A velha nau fundeou a pouca distância. No seu velame descosido e rôto, no casco remendado em reparos recentes, na mastreação refeita de troncos ainda verdes, bem se podem ver os sinais da desapoderada tormenta que sofrera. Também no rosto macilento dos jesuítas que agora chegam a terra, em grupo, esquálidos e cansados, olhos fundos, faces maceradas, deixou vinco profundo o áspero naufrágio.
Nesse grupo soturno, atrás de todos, vem um mocinho, "estatura medíocre, côr trigueira, diminuto de carne"; sob a roupeta surrada nota-se-lhe a corcunda que o deforma: é o irmão José de Anchieta.
Abraçam-se aos pobres náufragos, os que esperam na praia; conduzem-no, amparados nos braços, até ao pequeno Seminário de meninos que Afonso Brás aqui erguera e fundara, no mesmo local onde, mais tarde, se levantará a Casa da Companhia, a Igreja de São Tiago, o atual Palácio do Governo. Aí crivam de perguntas, principalmente o padre Leonardo que anciosamente os esperava, pois tendo saído na mesma ocasião da Bahia, em outra nau, aqui chegara antes deles havia tempo.

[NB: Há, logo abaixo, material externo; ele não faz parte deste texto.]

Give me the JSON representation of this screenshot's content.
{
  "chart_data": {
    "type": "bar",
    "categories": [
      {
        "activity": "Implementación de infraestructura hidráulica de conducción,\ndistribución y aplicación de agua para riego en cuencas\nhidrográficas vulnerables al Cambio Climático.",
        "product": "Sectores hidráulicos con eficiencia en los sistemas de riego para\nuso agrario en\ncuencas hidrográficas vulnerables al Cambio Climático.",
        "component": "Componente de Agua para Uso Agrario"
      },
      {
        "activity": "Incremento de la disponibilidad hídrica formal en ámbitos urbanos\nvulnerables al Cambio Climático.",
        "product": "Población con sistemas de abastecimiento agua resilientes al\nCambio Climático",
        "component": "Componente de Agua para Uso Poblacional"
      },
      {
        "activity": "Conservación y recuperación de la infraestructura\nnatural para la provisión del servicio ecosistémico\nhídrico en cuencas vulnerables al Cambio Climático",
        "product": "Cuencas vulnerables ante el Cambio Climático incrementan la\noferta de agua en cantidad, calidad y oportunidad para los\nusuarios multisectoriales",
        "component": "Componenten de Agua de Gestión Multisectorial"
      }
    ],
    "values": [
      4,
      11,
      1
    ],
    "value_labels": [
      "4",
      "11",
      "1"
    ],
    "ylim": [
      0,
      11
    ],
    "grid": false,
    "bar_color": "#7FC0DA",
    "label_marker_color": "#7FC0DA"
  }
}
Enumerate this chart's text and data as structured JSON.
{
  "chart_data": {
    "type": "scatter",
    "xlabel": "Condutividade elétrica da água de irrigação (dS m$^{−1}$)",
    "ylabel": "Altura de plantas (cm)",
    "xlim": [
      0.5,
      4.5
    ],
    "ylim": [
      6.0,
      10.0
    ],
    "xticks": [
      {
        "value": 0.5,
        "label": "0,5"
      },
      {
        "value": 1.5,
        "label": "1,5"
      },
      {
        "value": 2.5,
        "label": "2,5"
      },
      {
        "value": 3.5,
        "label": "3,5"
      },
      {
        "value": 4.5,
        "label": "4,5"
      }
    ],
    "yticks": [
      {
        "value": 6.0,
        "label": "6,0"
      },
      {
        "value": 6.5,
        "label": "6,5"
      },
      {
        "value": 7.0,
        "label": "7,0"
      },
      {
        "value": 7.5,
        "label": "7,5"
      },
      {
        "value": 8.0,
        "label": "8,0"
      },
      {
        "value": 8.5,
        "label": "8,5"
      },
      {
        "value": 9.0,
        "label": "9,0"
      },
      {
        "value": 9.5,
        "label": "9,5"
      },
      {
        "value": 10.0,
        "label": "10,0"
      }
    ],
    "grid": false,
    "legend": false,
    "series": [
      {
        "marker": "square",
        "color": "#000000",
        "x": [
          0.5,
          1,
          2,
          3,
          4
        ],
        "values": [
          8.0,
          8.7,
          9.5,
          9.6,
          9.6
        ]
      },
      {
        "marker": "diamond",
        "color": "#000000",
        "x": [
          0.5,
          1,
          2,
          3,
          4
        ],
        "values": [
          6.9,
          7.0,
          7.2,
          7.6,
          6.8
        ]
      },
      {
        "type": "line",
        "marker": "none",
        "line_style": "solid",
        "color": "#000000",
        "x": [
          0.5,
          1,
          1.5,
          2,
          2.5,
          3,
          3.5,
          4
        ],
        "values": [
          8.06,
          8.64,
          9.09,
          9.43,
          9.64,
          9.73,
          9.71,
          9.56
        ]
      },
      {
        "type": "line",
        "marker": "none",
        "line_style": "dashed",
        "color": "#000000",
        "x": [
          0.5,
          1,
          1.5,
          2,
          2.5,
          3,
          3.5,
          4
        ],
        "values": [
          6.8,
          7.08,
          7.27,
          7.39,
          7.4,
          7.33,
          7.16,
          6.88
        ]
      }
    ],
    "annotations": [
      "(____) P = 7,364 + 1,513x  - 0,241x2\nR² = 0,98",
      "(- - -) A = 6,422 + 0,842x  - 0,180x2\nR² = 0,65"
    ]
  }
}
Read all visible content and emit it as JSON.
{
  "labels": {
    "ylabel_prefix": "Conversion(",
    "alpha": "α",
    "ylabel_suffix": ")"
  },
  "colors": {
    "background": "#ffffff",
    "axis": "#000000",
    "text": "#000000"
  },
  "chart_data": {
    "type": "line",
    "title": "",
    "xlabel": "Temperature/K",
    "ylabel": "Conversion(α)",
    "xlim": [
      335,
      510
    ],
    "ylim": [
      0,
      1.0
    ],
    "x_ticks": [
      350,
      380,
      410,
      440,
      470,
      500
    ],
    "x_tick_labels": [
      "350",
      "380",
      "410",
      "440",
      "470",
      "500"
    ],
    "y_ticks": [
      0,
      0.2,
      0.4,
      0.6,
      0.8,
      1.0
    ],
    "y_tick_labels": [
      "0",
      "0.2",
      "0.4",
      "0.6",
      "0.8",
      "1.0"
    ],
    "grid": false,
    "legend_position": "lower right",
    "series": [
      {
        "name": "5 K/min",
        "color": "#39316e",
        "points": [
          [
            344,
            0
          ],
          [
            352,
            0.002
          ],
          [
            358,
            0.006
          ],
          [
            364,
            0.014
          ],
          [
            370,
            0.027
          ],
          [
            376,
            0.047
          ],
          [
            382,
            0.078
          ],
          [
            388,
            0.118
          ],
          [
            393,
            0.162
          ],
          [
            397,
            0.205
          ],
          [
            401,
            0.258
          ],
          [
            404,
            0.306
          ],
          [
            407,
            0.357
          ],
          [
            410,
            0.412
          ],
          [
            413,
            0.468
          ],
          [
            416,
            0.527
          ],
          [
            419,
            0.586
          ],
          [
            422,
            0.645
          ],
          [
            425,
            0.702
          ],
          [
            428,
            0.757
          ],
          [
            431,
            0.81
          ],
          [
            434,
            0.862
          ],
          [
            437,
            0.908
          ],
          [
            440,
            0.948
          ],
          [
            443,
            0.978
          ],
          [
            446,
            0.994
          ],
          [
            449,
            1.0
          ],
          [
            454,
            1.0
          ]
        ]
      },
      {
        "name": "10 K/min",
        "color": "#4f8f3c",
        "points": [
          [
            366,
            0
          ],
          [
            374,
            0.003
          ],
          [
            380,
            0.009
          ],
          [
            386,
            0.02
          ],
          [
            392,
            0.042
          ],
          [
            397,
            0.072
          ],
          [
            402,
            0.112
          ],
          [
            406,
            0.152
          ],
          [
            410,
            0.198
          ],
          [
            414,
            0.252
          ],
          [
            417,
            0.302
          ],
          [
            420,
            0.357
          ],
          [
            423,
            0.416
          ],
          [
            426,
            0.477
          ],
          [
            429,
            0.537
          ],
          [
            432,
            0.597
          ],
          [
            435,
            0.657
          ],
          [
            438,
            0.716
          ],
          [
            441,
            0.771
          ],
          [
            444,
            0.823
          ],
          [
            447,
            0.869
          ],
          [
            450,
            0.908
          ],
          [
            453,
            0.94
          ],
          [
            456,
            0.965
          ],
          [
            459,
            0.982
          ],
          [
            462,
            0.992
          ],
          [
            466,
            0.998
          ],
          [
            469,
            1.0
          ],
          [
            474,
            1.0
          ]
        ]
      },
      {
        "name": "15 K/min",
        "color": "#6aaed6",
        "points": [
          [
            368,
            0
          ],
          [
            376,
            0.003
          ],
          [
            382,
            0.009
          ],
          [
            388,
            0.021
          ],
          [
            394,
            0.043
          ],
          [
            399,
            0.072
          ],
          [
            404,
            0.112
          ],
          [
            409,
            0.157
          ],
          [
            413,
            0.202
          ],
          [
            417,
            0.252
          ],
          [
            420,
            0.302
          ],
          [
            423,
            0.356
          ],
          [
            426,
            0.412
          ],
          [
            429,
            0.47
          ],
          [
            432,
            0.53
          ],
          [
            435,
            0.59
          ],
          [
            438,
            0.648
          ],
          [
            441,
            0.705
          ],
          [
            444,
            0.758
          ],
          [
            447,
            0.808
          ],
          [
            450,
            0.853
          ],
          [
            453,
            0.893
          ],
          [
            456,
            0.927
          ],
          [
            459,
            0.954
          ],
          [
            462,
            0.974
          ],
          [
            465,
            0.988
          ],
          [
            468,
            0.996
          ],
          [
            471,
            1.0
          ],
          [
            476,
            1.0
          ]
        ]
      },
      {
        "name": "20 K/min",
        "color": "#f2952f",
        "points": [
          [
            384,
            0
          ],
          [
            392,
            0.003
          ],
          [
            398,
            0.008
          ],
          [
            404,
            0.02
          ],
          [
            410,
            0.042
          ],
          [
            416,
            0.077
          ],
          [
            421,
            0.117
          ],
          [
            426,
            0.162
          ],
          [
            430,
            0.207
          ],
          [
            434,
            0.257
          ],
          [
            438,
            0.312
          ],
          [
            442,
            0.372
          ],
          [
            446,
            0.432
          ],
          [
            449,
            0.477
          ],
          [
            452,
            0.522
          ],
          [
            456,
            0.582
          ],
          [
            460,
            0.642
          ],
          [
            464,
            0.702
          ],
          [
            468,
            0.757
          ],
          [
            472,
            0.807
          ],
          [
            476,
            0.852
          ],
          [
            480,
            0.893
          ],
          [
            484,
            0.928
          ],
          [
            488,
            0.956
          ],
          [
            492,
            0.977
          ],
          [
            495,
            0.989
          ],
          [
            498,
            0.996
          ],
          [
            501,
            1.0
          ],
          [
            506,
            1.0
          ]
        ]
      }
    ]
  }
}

O irmão José, a um canto, narra as peripécias da agitada e túrbida viagem: "Tendo eu e quatro irmãos saído da cidade do Salvador, depois de fazermos 240 milhas por um mar tranquilo à feição do vento, chegamos a uns bancos de areia que, estendendo-se para o mar na distância de 90 milhas, e oferecendo uma como muralha em linha reta, tornam difícil a navegação; aí deitando a cada passo a sonda, gastamos todo o dia e, fundeada a embarcação, pelo meio de estreitos canais entrincheirados por montes de areia, por onde se costumava navegar; no dia seguinte, porém, reunidos felizmente todos à tarde, os marinheiros, julgando-se já livres de perigo, tranquilizaram-se e não pensaram mais nele, quando, de repente, sem ninguém o esperar, o leme salta fora dos eixos e encalha o navio; sobrevém ao mesmo tempo uma repentina tempestade de vento e aguaceiro, que nos atira para apertados estreitos; o navio era arrastado sulcando areias e, por causa dos frequentes solavancos, temíamos que se fizesse todo em pedaços".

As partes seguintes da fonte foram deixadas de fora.